Increasing the number of neurons per layer raises the number of features the network can learn, but requires greater computational resources. Allowing the model to pick up too many features can lead it to pick up patterns that are in the training set by chance and not present in the population, which creates overfitting. Not having enough neurons prevents the model from learning features which are representative of the population, which creates underfitting.

With

min_validation_CE = 100;

[...]

batchsize = 100; 
learning_rate = 0.6;
momentum = 0.9;
numhid1 = 400; 
numhid2 = 400;
init_wt = 0.3;

[...]

if this_chunk_CE < 4.5  
learning_rate = 0.2; 
end
if this_chunk_CE < 2.9
learning_rate = 0.1;
end  
if this_chunk_CE < 2.8
learning_rate = 0.05;
end

[...]

if CE - min_validation_CE > 0.05
      force_end = true;
      break;
end
if CE < min_validation_CE
  min_validation_CE = CE;
end

[...]

the test cross entropy is 2.651.

Because the number of neurons per layer is much larger, code was added to stop training as soon validation cross entropy increased significantly (ie as soon as there were clear signs of overfitting). Indeed, training stopped after 2 epochs (whereas it was programmed to go up to 10).
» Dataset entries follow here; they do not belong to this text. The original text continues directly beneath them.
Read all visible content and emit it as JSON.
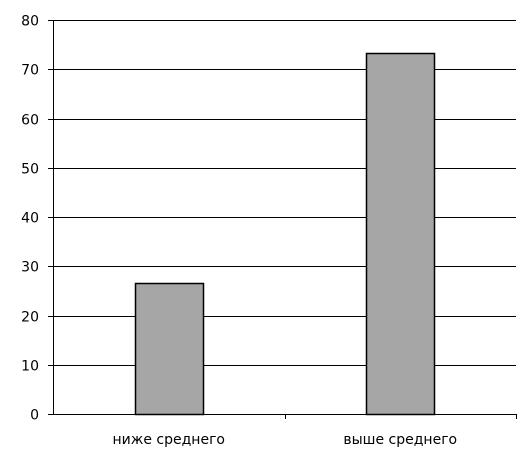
{
  "chart_data": {
    "type": "bar",
    "categories": [
      "ниже среднего",
      "выше среднего"
    ],
    "values": [
      26.5,
      73.3
    ],
    "yticks": [
      "0",
      "10",
      "20",
      "30",
      "40",
      "50",
      "60",
      "70",
      "80"
    ],
    "ylim": [
      0,
      80
    ],
    "grid": true,
    "legend": "none",
    "colors": {
      "bar_fill": "#a6a6a6",
      "bar_stroke": "#000000",
      "grid": "#000000",
      "axis": "#000000"
    }
  }
}
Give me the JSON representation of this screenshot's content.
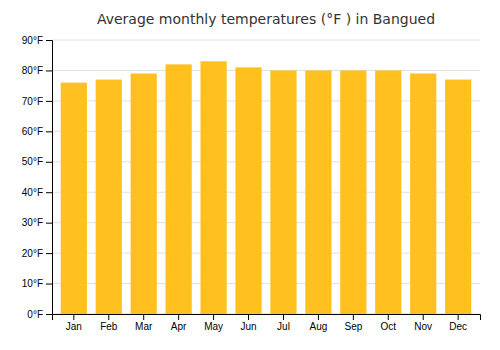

Being able to improve the fit with such large layers for such a task is a sign that the network might perform better with another hidden layer. To understand why, think of each neuron as increasing the size of function space that the network searches for to find the one that will best perform its task. It can be shown mathematically that adding another layer of k neurons is equivalent to adding a lot more than k neurons in existing layers. It is therefore a more efficient way of increasing the power of the network. I plan to try it and update the code and this page soon.